Nelson quotes studies that show people who help others gain more from the work than the people they are helping. And he said, “There’s nothing more invigorating than to work with an idealistic student who wants to help and we have the environment where they can help.”

But he also encourages employees to keep a positive frame of mind and requires some to send him a daily e-mail with at least two upbeat observations from the day, one about a colleague and one about a client.

“Personal care is not easy. There’s a lot of hard work, but there’s a lot of joy in helping people who really depend on you,” Nelson said. “I typically tell our staff that, apart from your family, this will be the greatest impact you can have on someone’s life, what you do here with the folks you support. You can make your day heaven or hell depending on your attitude, what you focus on and how you talk.”

Once a year, the company gathers employees for an awards ceremony in front of clients and their families. Nelson said the biggest part of the event is the preparation done by the managers, when they hear the stories about the good work employees have done.

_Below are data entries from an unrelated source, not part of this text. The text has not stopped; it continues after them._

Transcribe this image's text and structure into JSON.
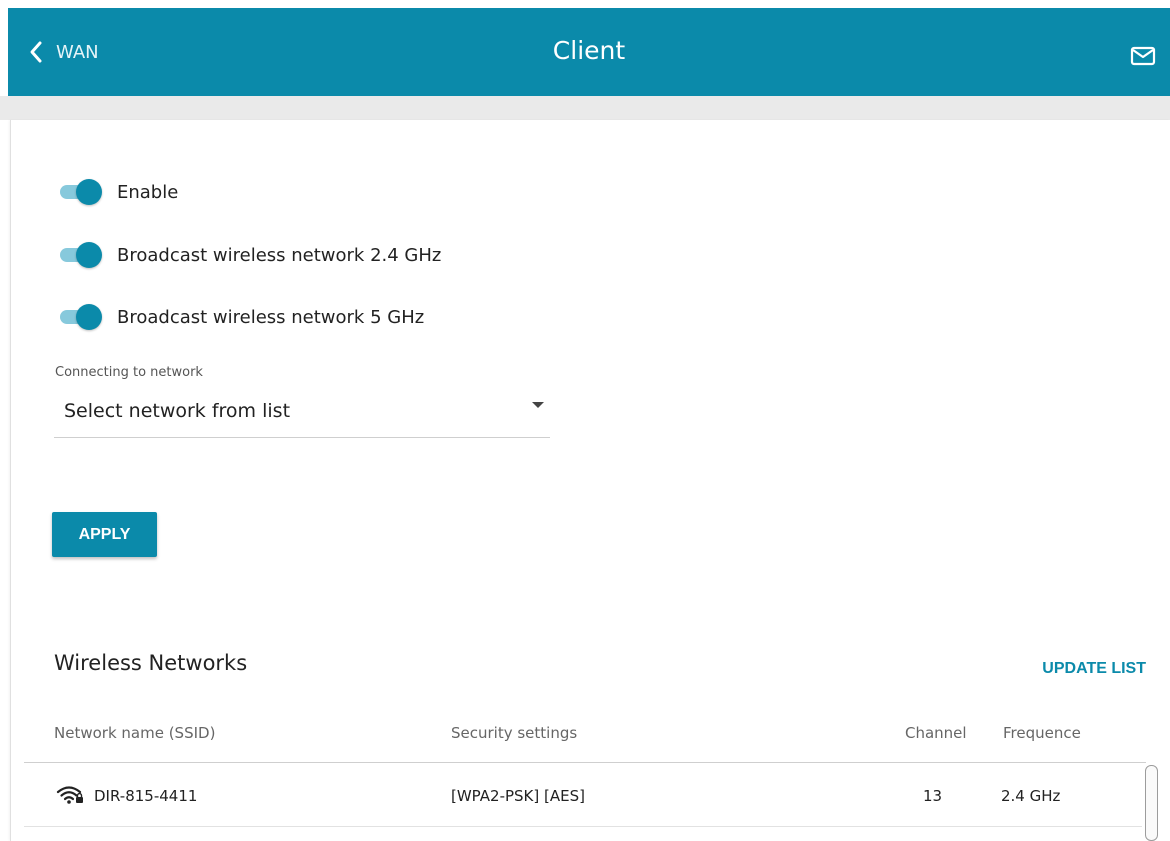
{
  "header": {
    "back_label": "WAN",
    "title": "Client",
    "back_icon": "chevron-left-icon",
    "mail_icon": "envelope-icon"
  },
  "toggles": [
    {
      "label": "Enable",
      "on": true
    },
    {
      "label": "Broadcast wireless network 2.4 GHz",
      "on": true
    },
    {
      "label": "Broadcast wireless network 5 GHz",
      "on": true
    }
  ],
  "connect": {
    "label": "Connecting to network",
    "value": "Select network from list"
  },
  "apply_label": "APPLY",
  "wireless": {
    "title": "Wireless Networks",
    "update_label": "UPDATE LIST",
    "columns": [
      "Network name (SSID)",
      "Security settings",
      "Channel",
      "Frequence"
    ],
    "rows": [
      {
        "ssid": "DIR-815-4411",
        "security": "[WPA2-PSK] [AES]",
        "channel": "13",
        "frequency": "2.4 GHz",
        "icon": "wifi-lock-icon"
      }
    ]
  },
  "colors": {
    "accent": "#0b8aaa",
    "toggle_track": "#87c9dc",
    "background_band": "#eaeaea"
  }
}
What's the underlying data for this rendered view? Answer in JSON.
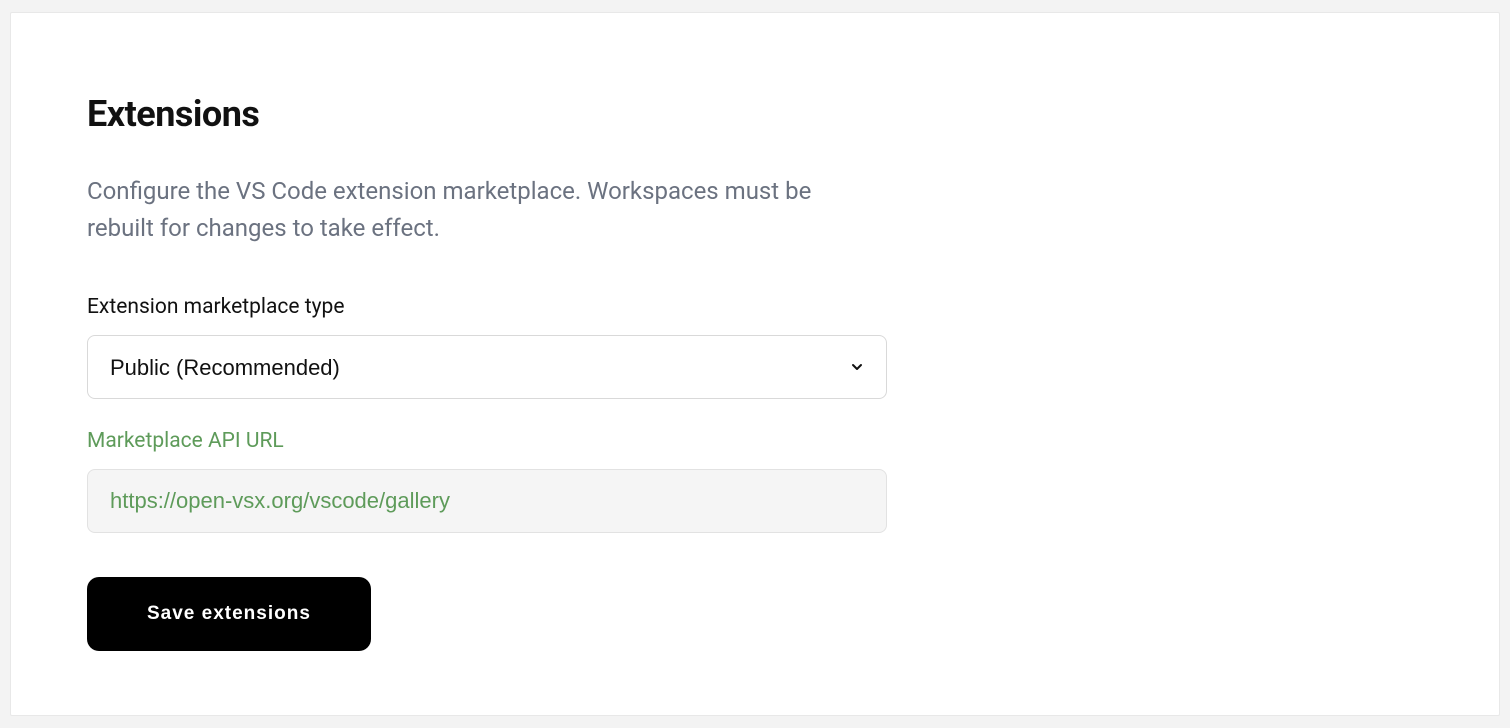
{
  "header": {
    "title": "Extensions",
    "description": "Configure the VS Code extension marketplace. Workspaces must be rebuilt for changes to take effect."
  },
  "form": {
    "marketplace_type": {
      "label": "Extension marketplace type",
      "value": "Public (Recommended)"
    },
    "api_url": {
      "label": "Marketplace API URL",
      "value": "https://open-vsx.org/vscode/gallery"
    },
    "save_button": "Save extensions"
  }
}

“We talk about value a lot when it comes to our residents,” Nelson said. “But we also value our staff.”

Doug Cole, Cole’s Salon and Spa

Before Doug Cole sat down to reflect on the reasons his company’s employees rated his leadership skills so highly, he called five of his top managers to his office. “This is about what you have done more than me,” he told them.

He later explained, “They constantly are going and learning how to listen differently and build trust.”

In its 35th year, the five-unit chain of salons in the Twin Cities’ southern suburbs is going stronger than ever. Cole had been cutting hair at the Dayton’s children’s salon in Southdale for eight years when, in 1979, he said he “started to have a different vision.” He wanted to run a business clients didn’t grow out of, where they stayed around and where employees could prosper.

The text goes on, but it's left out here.